Mediastinoscopy is often the diagnostic method of choice for detecting lymphoma, including Hodgkin's disease. The diagnosis of sarcoidosis (a chronic lung disease) and the staging of lung cancer can also be accomplished through mediastinoscopy. Lung cancer staging involves the placement of the cancer's progression into stages, or levels. These stages help a physician study cancer and provide consistent definition levels of cancer and corresponding treatments. The lymph nodes in the mediastinum are likely to show if lung cancer has spread beyond the lungs. Mediastinoscopy allows a physician to observe and extract a sample from the nodes for further study. Involvement of these lymph nodes indicates diagnosis and stages of lung cancer.

Mediastinoscopy may also be ordered to verify a diagnosis that was not clearly confirmed by other methods, such as certain radiographic and laboratory studies. Mediastinoscopy may also aid in certain surgical biopsies of nodes or cancerous tissue in the mediastinum. In fact, the surgeon may immediately perform a surgical procedure if a malignant tumor is confirmed while the patient is undergoing mediastinoscopy, thus combining the diagnostic exam and surgical procedure into one operation when possible.

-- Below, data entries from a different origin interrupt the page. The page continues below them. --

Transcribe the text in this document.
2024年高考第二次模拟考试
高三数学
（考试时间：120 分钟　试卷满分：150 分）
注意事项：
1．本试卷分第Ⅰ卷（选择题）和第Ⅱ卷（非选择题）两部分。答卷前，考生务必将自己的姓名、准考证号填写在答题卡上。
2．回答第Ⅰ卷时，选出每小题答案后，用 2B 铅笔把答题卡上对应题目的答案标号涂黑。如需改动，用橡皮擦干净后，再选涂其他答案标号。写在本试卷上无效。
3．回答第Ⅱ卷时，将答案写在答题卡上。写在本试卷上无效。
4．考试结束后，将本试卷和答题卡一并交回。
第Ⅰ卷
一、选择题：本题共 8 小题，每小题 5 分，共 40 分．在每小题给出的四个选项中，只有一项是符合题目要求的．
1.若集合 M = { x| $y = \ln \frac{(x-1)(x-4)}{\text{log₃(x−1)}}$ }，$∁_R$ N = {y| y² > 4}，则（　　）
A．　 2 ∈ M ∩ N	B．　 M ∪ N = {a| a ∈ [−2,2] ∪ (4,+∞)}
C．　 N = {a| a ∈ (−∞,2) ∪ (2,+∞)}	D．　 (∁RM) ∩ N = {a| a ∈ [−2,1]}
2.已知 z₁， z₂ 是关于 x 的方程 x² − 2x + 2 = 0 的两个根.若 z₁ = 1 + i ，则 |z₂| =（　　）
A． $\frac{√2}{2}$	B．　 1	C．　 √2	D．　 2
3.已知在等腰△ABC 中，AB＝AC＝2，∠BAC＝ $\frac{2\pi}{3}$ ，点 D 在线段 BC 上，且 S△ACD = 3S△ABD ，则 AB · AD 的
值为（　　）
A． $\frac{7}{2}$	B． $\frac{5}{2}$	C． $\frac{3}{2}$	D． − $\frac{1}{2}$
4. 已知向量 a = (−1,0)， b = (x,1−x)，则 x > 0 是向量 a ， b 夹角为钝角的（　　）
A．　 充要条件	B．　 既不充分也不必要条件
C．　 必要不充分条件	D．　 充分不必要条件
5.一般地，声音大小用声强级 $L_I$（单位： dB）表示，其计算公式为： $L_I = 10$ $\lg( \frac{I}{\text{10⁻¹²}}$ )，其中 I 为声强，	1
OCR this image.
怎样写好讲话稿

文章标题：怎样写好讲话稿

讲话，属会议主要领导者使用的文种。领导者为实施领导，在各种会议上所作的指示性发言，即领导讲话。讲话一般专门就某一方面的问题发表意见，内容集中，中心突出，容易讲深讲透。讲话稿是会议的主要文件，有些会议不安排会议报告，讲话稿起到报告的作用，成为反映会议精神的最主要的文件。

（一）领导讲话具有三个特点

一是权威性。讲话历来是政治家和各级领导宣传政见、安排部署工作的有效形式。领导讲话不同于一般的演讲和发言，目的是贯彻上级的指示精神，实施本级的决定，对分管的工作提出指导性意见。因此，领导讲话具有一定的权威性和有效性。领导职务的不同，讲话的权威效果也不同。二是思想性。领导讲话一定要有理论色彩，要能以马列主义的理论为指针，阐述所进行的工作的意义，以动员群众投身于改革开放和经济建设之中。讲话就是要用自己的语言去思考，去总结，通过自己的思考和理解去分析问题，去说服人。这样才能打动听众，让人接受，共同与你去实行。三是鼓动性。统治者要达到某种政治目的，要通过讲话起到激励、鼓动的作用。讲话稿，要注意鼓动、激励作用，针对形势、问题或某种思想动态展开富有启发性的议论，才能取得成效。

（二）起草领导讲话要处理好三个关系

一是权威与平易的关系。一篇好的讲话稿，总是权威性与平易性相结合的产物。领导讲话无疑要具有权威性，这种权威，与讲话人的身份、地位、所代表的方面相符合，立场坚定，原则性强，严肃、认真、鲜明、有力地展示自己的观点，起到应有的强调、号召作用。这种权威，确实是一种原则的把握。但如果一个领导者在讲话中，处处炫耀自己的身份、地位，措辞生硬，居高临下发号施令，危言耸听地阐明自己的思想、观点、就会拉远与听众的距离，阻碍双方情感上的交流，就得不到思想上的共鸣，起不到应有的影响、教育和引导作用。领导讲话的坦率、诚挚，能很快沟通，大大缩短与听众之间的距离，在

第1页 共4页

Although still performed in 2001, advancements in computed tomography (CT) and magnetic resonance imaging (MRI) techniques, as well as the new developments in ultrasonography, have led to a decline in the use of mediastinoscopy. In addition, better results of fine-needle aspiration (drawing out fluid by suction) and core-needle biopsy (using a needle to obtain a small tissue sample) investigations, along with new techniques in thoracoscopy (examination of the thoracic cavity with a lighted instrument called a thoracoscope) offer additional options in examining mediastinal masses. Mediastinoscopy may be required, however, when these other methods cannot be used or when the results they provide are inconclusive.